Rep. Peter King, who comprised the bulk of the article by Dicker, is perhaps the most likely challenger. He has a high public profile. While his goal of a run for the presidency is unlikely as there is no national GOP support, his public criticism of top Republican presidential candidates could be a boon in a New York race. He is a moderate, like Rep. Hanna, and has passed 19 out of 321 Bills sponsored in the House of Representatives in his 25 year career. Of those Bills that passed the House, 7 have become law (although 4 were naming post offices).
The reality is that currently, none of the moderate Republican Representatives from New York have anything substantial to showcase in a run against Senator Schumer. The best that can be offered is a politically schizophrenic cash cow who can self-fund what would be an expensive race, and a publicly visible dissenter with 2 decades of political wheeling and dealing under his belt. Based on the potential to actually promote legislation, while each Representative mentioned can easily compare to Sen. Kirsten Gillibrand (the junior NY Senator), all pale in comparison to the record of Sen. Schumer. But in New York politics visibility is as important as actual success. Thus Rep. Peter King seems to be the best choice with the most credible chance, and likely why he was the first and main subject of the Dicker article.

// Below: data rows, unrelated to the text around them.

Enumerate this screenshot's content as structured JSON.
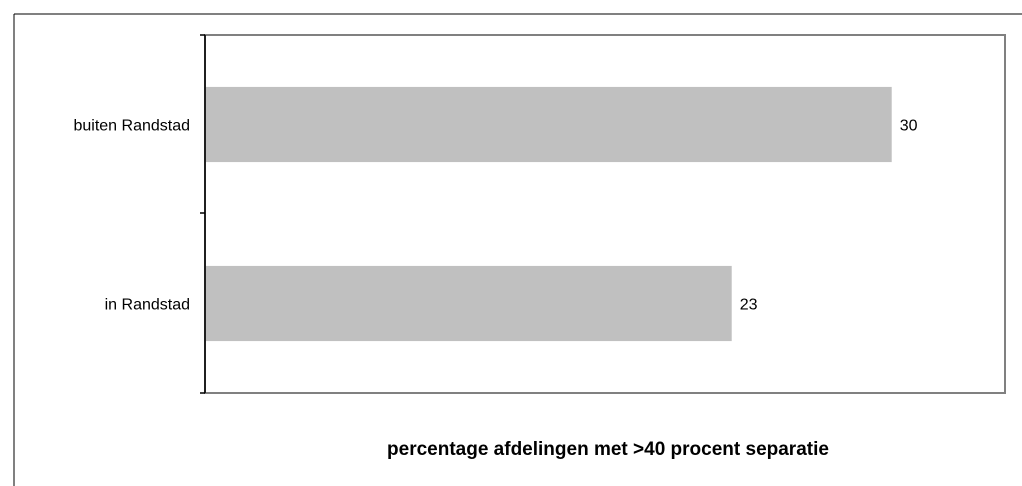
{
  "chart_data": {
    "type": "bar",
    "orientation": "horizontal",
    "categories": [
      "buiten Randstad",
      "in Randstad"
    ],
    "values": [
      30,
      23
    ],
    "data_labels": [
      "30",
      "23"
    ],
    "xlabel": "percentage afdelingen met >40 procent separatie",
    "ylabel": "",
    "xlim": [
      0,
      35
    ],
    "grid": false,
    "legend": "none",
    "colors": {
      "bar": "#c0c0c0",
      "plot_border": "#808080",
      "axis": "#000000",
      "outer_border": "#000000"
    }
  }
}
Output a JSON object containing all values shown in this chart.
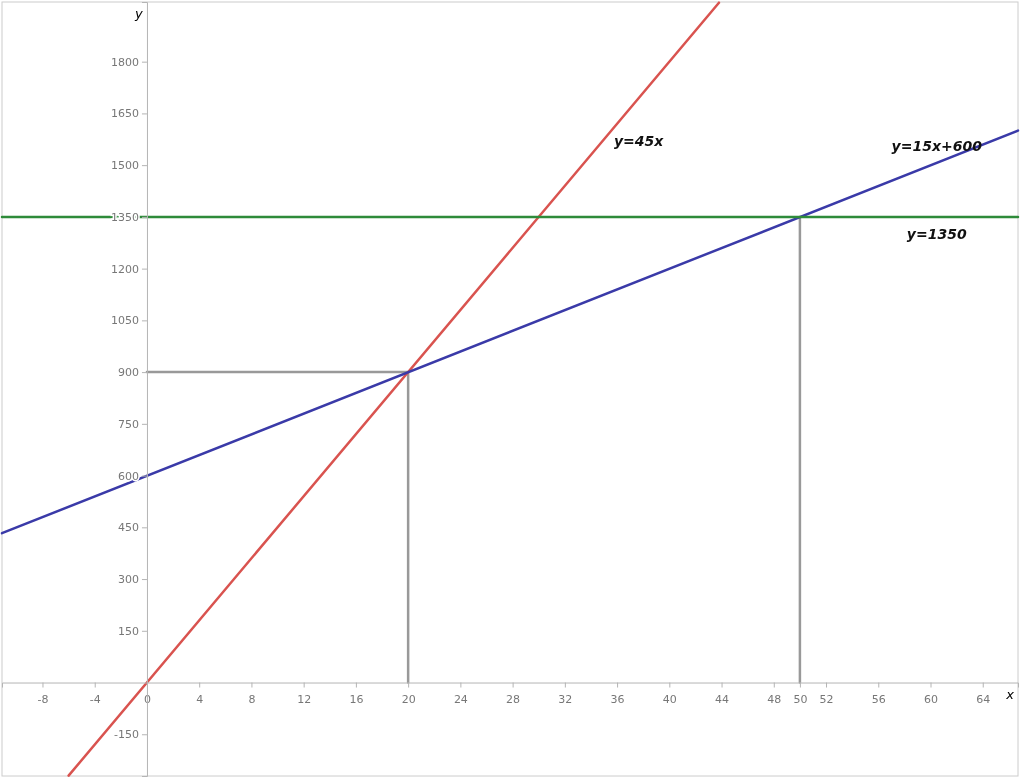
{
  "chart_data": {
    "type": "line",
    "xlabel": "x",
    "ylabel": "y",
    "xlim": [
      -11.1,
      66.7
    ],
    "ylim": [
      -271,
      1973
    ],
    "xticks": [
      -8,
      -4,
      0,
      4,
      8,
      12,
      16,
      20,
      24,
      28,
      32,
      36,
      40,
      44,
      48,
      50,
      52,
      56,
      60,
      64
    ],
    "yticks": [
      -150,
      150,
      300,
      450,
      600,
      750,
      900,
      1050,
      1200,
      1350,
      1500,
      1650,
      1800
    ],
    "grid": false,
    "marker": "none",
    "line_style": "solid",
    "series": [
      {
        "color": "#999999",
        "x": [
          20,
          20
        ],
        "values": [
          0,
          900
        ]
      },
      {
        "color": "#999999",
        "x": [
          0,
          20
        ],
        "values": [
          900,
          900
        ]
      },
      {
        "color": "#999999",
        "x": [
          50,
          50
        ],
        "values": [
          0,
          1350
        ]
      },
      {
        "name": "y=45x",
        "color": "#d9534f",
        "x": [
          -6,
          43.8
        ],
        "values": [
          -270,
          1971
        ]
      },
      {
        "name": "y=15x+600",
        "color": "#3a3aa8",
        "x": [
          -11.1,
          66.7
        ],
        "values": [
          433,
          1600
        ]
      },
      {
        "name": "y=1350",
        "color": "#2e8b3a",
        "x": [
          -11.1,
          66.7
        ],
        "values": [
          1350,
          1350
        ]
      }
    ]
  }
}
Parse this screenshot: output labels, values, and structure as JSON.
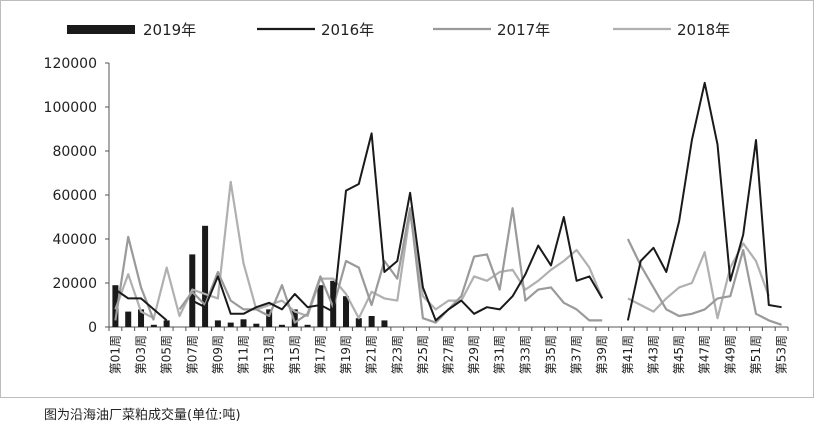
{
  "caption": "图为沿海油厂菜粕成交量(单位:吨)",
  "chart_data": {
    "type": "bar+line",
    "ylim": [
      0,
      120000
    ],
    "yticks": [
      0,
      20000,
      40000,
      60000,
      80000,
      100000,
      120000
    ],
    "ytick_labels": [
      "0",
      "20000",
      "40000",
      "60000",
      "80000",
      "100000",
      "120000"
    ],
    "weeks": 53,
    "xtick_labels": [
      "第01周",
      "第03周",
      "第05周",
      "第07周",
      "第09周",
      "第11周",
      "第13周",
      "第15周",
      "第17周",
      "第19周",
      "第21周",
      "第23周",
      "第25周",
      "第27周",
      "第29周",
      "第31周",
      "第33周",
      "第35周",
      "第37周",
      "第39周",
      "第41周",
      "第43周",
      "第45周",
      "第47周",
      "第49周",
      "第51周",
      "第53周"
    ],
    "legend": [
      "2019年",
      "2016年",
      "2017年",
      "2018年"
    ],
    "series": [
      {
        "name": "2019年",
        "kind": "bar",
        "color": "#1a1a1a",
        "values": [
          19000,
          7000,
          8000,
          1000,
          3000,
          null,
          33000,
          46000,
          3000,
          2000,
          3500,
          1500,
          8000,
          1000,
          8000,
          1000,
          19000,
          21000,
          14000,
          4000,
          5000,
          3000,
          null,
          null,
          null,
          null,
          null,
          null,
          null,
          null,
          null,
          null,
          null,
          null,
          null,
          null,
          null,
          null,
          null,
          null,
          null,
          null,
          null,
          null,
          null,
          null,
          null,
          null,
          null,
          null,
          null,
          null,
          null
        ]
      },
      {
        "name": "2016年",
        "kind": "line",
        "color": "#1a1a1a",
        "values": [
          17000,
          13000,
          13000,
          8000,
          3000,
          null,
          12000,
          9000,
          23000,
          6000,
          6000,
          9000,
          11000,
          8000,
          15000,
          9000,
          10000,
          7000,
          62000,
          65000,
          88000,
          25000,
          30000,
          61000,
          18000,
          3000,
          8000,
          12000,
          6000,
          9000,
          8000,
          14000,
          24000,
          37000,
          28000,
          50000,
          21000,
          23000,
          13000,
          null,
          3000,
          30000,
          36000,
          25000,
          48000,
          85000,
          111000,
          83000,
          21000,
          42000,
          85000,
          10000,
          9000
        ]
      },
      {
        "name": "2017年",
        "kind": "line",
        "color": "#9a9a9a",
        "values": [
          3000,
          41000,
          18000,
          3000,
          null,
          8000,
          16000,
          10000,
          25000,
          12000,
          8000,
          8000,
          5000,
          19000,
          2000,
          6000,
          23000,
          9000,
          30000,
          27000,
          10000,
          30000,
          22000,
          54000,
          4000,
          2000,
          8000,
          14000,
          32000,
          33000,
          17000,
          54000,
          12000,
          17000,
          18000,
          11000,
          8000,
          3000,
          3000,
          null,
          40000,
          28000,
          18000,
          8000,
          5000,
          6000,
          8000,
          13000,
          14000,
          35000,
          6000,
          3000,
          1000
        ]
      },
      {
        "name": "2018年",
        "kind": "line",
        "color": "#b0b0b0",
        "values": [
          8000,
          24000,
          7000,
          4000,
          27000,
          5000,
          17000,
          15000,
          13000,
          66000,
          29000,
          8000,
          10000,
          12000,
          7000,
          5000,
          22000,
          22000,
          15000,
          4000,
          16000,
          13000,
          12000,
          52000,
          14000,
          8000,
          12000,
          12000,
          23000,
          21000,
          25000,
          26000,
          17000,
          21000,
          26000,
          30000,
          35000,
          27000,
          13000,
          null,
          13000,
          10000,
          7000,
          13000,
          18000,
          20000,
          34000,
          4000,
          27000,
          38000,
          30000,
          14000,
          null
        ]
      }
    ]
  }
}
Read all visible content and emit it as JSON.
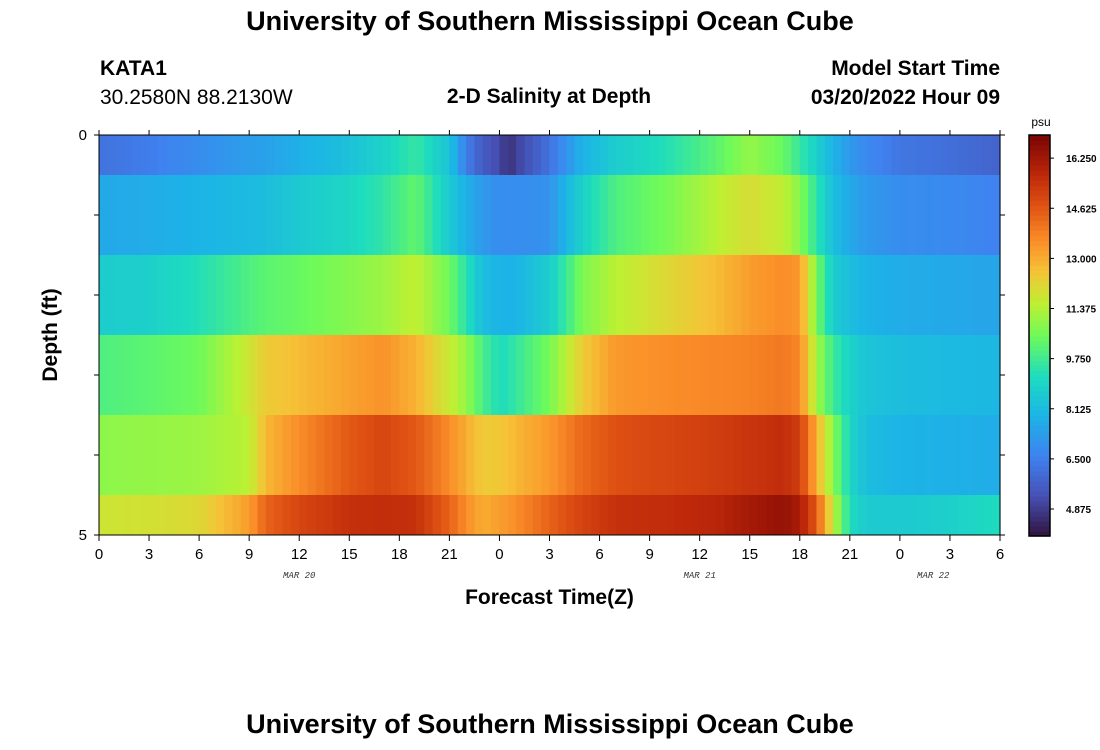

Richard Hanna for Senate may sound attractive to an incumbent that is not well liked by his own Party, and struggling to hold onto his District. The fact is that beyond sounding attractive, there is no substance to the idea – much as some may summarize the voting record of Rep. Richard Hanna.
UPDATE – Rep. Hanna has since this article’s publishing, stated that he has no intention of seeking a run for the Senate. Given the voting record and support within the NY 22nd Congressional District, this comes as no surprise.